Somut olayda, tapu kaydından, davacının malik olduğu kat mülkiyeti kurulu 485 parsel sayılı taşınmazdaki (A2) blok 2 numaralı bağımsız bölüm üzerine 20.11.2009 tarihinde 120.000 TL bedelli ... Limited Şirketi yararına ipotek tesis edildiği görülmektedir. İpotek akdinin çerçevesini tayin eden resmi akit tablosu içeriğinden, ...’ın ... Limited Şirketin’den faturalı olarak aldığı ve alacağı malların bedeline teminat olmak üzere ipotek kurulduğu anlaşılmaktadır. Bu haliyle ipotek, ileride gerçekleşecek veya gerçekleşmesi muhtemel olan bir alacağın teminatı olarak tesis edildiğinden azami meblağ (üst sınır ipoteği) ipoteğidir. TMK’nun 851 ve 881. maddelerinde ifadesini bulan azami meblağ (üst sınır) ipoteğinde alacağın ulaşacağı miktar önceden belirsiz olduğundan taşınmazın ne miktar için teminat teşkil edeceği ipotek akit tablosunda gösterilen limitle sınırlanabilir. Somut uyuşmazlıkta, ... Gelir İdaresi Başkanlığı’nın 17.04.2012 günlü yazısında, ipotek borçlusu ...’ın 24.07.2009-30.04.2010 tarihleri arasında kaydının bulunduğunu belirtip, kapanışa ilişkin belgeler sunulmuştur. İpotek borçlusunun ticari defterlerini inceleyen bilirkişi kurulu tarafından düzenlenen 09.01.2012 günlü raporda, davacının 2.181,90 TL borcu bulunup, bu bedelin ödenmesiyle ipoteğin terkin edilebileceği belirtilmiştir. Davalı, ipotek borçlusunun sözlü istemiyle mal verilen dava dışı ... Gıda Ticaret adına düzenlenen 17.292,53 TL fatura bedelinin de ödenmesini istemiş ise de, ipotek borçlusunun istemiyle mal verildiğine ilişkin bir kanıt sunmadığı gibi fatura da ipotek borçlusu adına düzenlenmemiştir. Daha açığı, anılan bu faturanın ipotekli taşınmazın sorumlu olduğu teminat altına alınan borçlar kapsamında bulunmadığı anlaşılmaktadır.

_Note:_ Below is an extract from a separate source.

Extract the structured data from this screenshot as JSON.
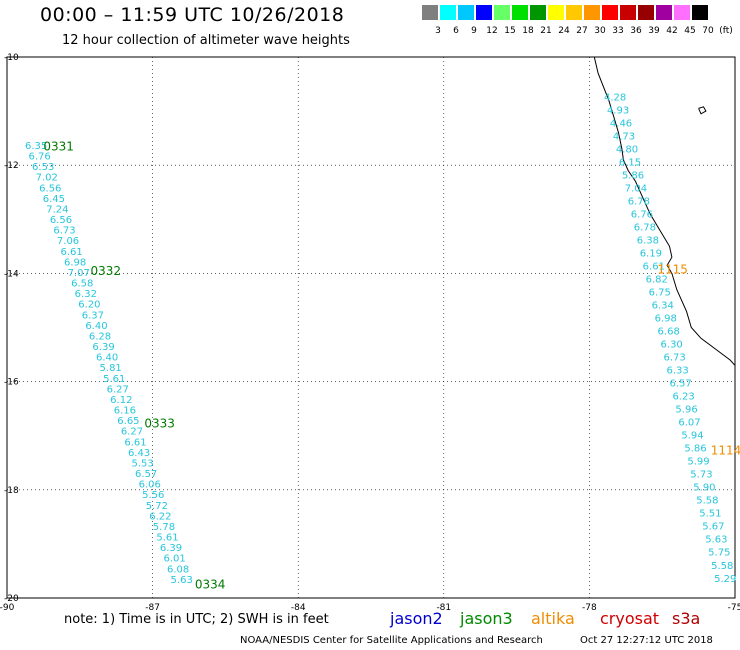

Bu durumda mahkemece, ipotekli taşınmazın sorumlu olduğu teminat kapsamında kalan 2.181,90 TL bedelin depo edilmesi için davacıya süre verilmeli, davacı tarafından bu bedel eksiksiz depo edilirse ipotek şerhi terkin edilmeli, kısmen ödeme yapılırsa davanın reddine karar verilmekle beraber ödenen bölümün kütüğün düşünceler sütununda gösterilmesine karar verilmelidir.
Mahkemece, değinilen yönler gözetilmeden yazılı gerekçeyle davanın reddine karar verilmesi doğru görülmemiş, bu sebeple kararın bozulması gerekmiştir.
inin temyiz itirazlarının kabulü ile hükmün BOZULMASINA, peşin harcın istek halinde yatırana iadesine, 26.03.2013 tarihinde oybirliği ile karar verildi.